I think it is a non-sequitur to make the jump from non-aggression to the position of absolute nonviolence. I am of the opinion that these beliefs are spawned from two completely different principles. Non-aggression does not presuppose nonviolence, as the person who holds the belief in non-aggression will violently defend the self, while the person who adheres to the belief in nonviolence will not. A person who has chosen to defend themselves using retaliatory violence necessarily believes that their own life is of higher value than a belief in nonviolence. The belief in absolute nonviolence presupposes that the concept of nonviolence is greater than the value of one’s own life. Non-aggresssion is a belief that is founded in the self, and absolute nonviolence is altruistic. This is why I claim it is illogical to jump from one belief to the other, because they are based upon two principles that could not be farther apart from each other. Any person who makes the illogical jump from non-aggression to nonviolence demonstrates a profound misunderstanding of the principles involved. I believe that even the doubt of self defense would exhibit that same misunderstanding.

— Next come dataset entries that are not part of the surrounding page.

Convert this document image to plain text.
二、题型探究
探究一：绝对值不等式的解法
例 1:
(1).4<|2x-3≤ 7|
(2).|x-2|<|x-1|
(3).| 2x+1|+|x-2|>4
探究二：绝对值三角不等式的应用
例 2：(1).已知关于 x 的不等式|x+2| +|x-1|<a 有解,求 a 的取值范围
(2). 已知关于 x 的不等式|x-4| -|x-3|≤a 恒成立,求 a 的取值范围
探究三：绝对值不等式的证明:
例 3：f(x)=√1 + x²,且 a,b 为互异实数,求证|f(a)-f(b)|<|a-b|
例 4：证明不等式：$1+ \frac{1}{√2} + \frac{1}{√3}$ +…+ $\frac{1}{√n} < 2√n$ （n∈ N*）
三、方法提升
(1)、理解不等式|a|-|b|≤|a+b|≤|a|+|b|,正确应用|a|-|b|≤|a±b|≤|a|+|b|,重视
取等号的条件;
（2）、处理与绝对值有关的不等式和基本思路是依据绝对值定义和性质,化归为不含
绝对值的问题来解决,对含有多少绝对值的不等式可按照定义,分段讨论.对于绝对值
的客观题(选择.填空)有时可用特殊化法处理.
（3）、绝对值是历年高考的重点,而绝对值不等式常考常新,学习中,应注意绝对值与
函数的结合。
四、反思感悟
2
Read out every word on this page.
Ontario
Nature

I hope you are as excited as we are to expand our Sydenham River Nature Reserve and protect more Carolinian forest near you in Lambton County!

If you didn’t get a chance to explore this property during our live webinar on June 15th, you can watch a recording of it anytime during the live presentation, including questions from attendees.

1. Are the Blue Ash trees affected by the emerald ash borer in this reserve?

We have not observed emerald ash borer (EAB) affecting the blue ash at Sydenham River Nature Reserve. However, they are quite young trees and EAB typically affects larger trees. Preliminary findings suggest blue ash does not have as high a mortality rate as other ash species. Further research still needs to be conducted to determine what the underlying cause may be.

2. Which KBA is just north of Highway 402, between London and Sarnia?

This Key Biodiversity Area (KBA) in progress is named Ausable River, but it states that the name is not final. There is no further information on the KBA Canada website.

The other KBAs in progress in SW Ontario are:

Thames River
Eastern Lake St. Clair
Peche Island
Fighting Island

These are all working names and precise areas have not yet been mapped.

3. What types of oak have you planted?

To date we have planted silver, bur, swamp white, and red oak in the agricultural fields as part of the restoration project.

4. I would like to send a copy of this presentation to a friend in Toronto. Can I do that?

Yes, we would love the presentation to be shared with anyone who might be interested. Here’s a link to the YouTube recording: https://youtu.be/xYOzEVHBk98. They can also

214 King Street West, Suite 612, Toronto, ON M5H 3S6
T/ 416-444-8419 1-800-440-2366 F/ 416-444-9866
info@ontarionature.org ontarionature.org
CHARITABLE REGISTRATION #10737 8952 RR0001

Yet, I claim this is exactly the jump that some are making. I think the focus is being placed on the wrong thing. It is true, that, in some cases, nonviolence is a perfectly reasonable tool, and I believe that these particular instances are being mistaken as nonviolence being the correct principle in all cases, but that is a clear error in reasoning. It is important to remember that one who adheres to the non-aggression principle will defend themselves because their ultimate goal is self-preservation. As I mentioned before, non-aggression is premised on the self, and if there is an instance where utilizing retaliatory violence will endanger the self, then, rationally, it ought to be abandoned in that case.
One of my favorite parts in the movie, Rob Roy is the scene where the MacGregor Clan is contemplating on what to do about the feudal landlord thugs who destroyed their home and property. Rob Roy comes to the conclusion that it is more reasonable to not retaliate, because he fears the retribution from the retaliation will be swift and ruthless. He understands that everyone is still breathing in and out, and that property that is lost can be regained except for the self, once that is lost, it’s lost forever. I would like to expand further on this point, because I think it cuts right to the heart of the matter. In this movie scene, Rob Roy demonstrates that even the concept of personal property is not of higher value than one’s own life. One cannot recreate and rebuild if one is not alive.